Jblocher1 said:
I was arguing with my family about this topic. Given that the definition of professional is that you are paid some sort of salary. Given that poker has an element of luck to it and you are gambling, can you actually be a professional.
It is in my belief that you can be but I need some educated forumers to back me up here. My family argues that since you are not payed a set salary for being skilled in it you can't be a professional. They say no matter how good you are, or how much u make, you will always be an amateur
Thoughts?
Dang, I love that kind of back and forth in a family conversation.....it is the sign of a family that conversates about topics and brainstorms...awesome
consider Trading financial markets for a living. As a trader, you are trying to make money consistently over a month or longer. While the results pooled from all your days trading will amount to a net positive or net negative month, as a trader you are concerned more about how much you made over the month or even year than about how much you made over a week.

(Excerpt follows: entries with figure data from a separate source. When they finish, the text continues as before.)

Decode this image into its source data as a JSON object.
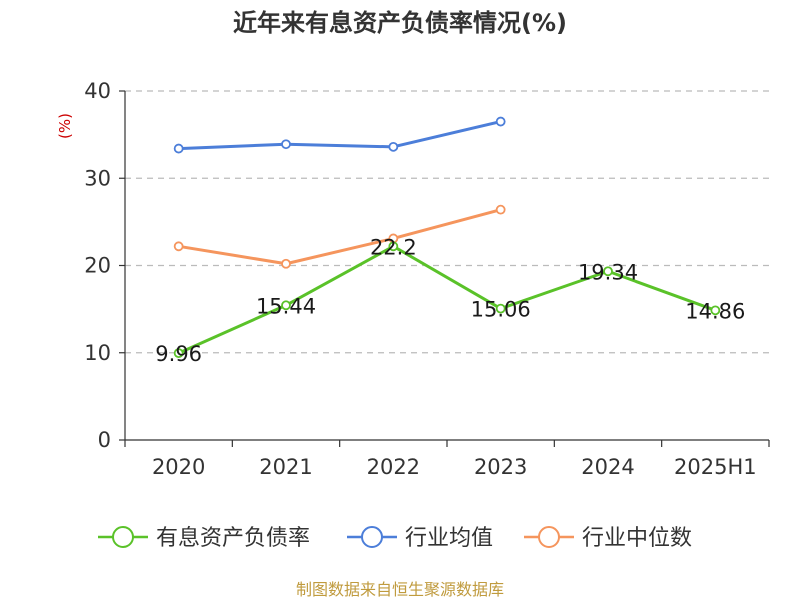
{
  "chart_data": {
    "type": "line",
    "title": "近年来有息资产负债率情况(%)",
    "ylabel": "(%)",
    "xlabel": "",
    "ylim": [
      0,
      40
    ],
    "yticks": [
      "0",
      "10",
      "20",
      "30",
      "40"
    ],
    "grid": true,
    "categories": [
      "2020",
      "2021",
      "2022",
      "2023",
      "2024",
      "2025H1"
    ],
    "series": [
      {
        "name": "有息资产负债率",
        "color": "#5ac229",
        "values": [
          9.96,
          15.44,
          22.2,
          15.06,
          19.34,
          14.86
        ],
        "labels": [
          "9.96",
          "15.44",
          "22.2",
          "15.06",
          "19.34",
          "14.86"
        ]
      },
      {
        "name": "行业均值",
        "color": "#4c7ed9",
        "values": [
          33.4,
          33.9,
          33.6,
          36.5,
          null,
          null
        ]
      },
      {
        "name": "行业中位数",
        "color": "#f5955d",
        "values": [
          22.2,
          20.2,
          23.1,
          26.4,
          null,
          null
        ]
      }
    ],
    "legend_position": "bottom"
  },
  "source": "制图数据来自恒生聚源数据库",
  "colors": {
    "axis": "#333333",
    "grid": "#bbbbbb",
    "unit": "#cc0000",
    "source": "#c09b3e"
  }
}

Now you can choose to work for a company and get a steady salary or you can decide to work for your own account. But if you are any good, you will not want the salary: you will want to trade for your own account to garner the greater reward. The trouble is, that you will not have 12 consecutively positive months throughout the year. And so you could clear $25,000 one month, lose $5,000 another month, and on average make around $15,000 for 10 months straight yet there will be a month or two when you had a net negative result. Now by the end of the year you will have made around $170,000 minus the taxes you pay on that (let's say 33% to be fair as certain financial instruments are taxed differently than others...in particular stocks versus futures). So at the end of the year you will have cleared around $114,000....yet there may have been a month or two when you did not get a paycheck. Would your family consider that the work of a professional?
Trading and poker are very much different beasts of the same animal (that animal being RISK itself) and so I think the analogy is fitting here.
So you don't need a consistent paycheck to be a professional; in endeavors of risk, such as trading and poker, what matters most is your bottom line at the end of the year or, even better, your bottom line at the end of three years or longer!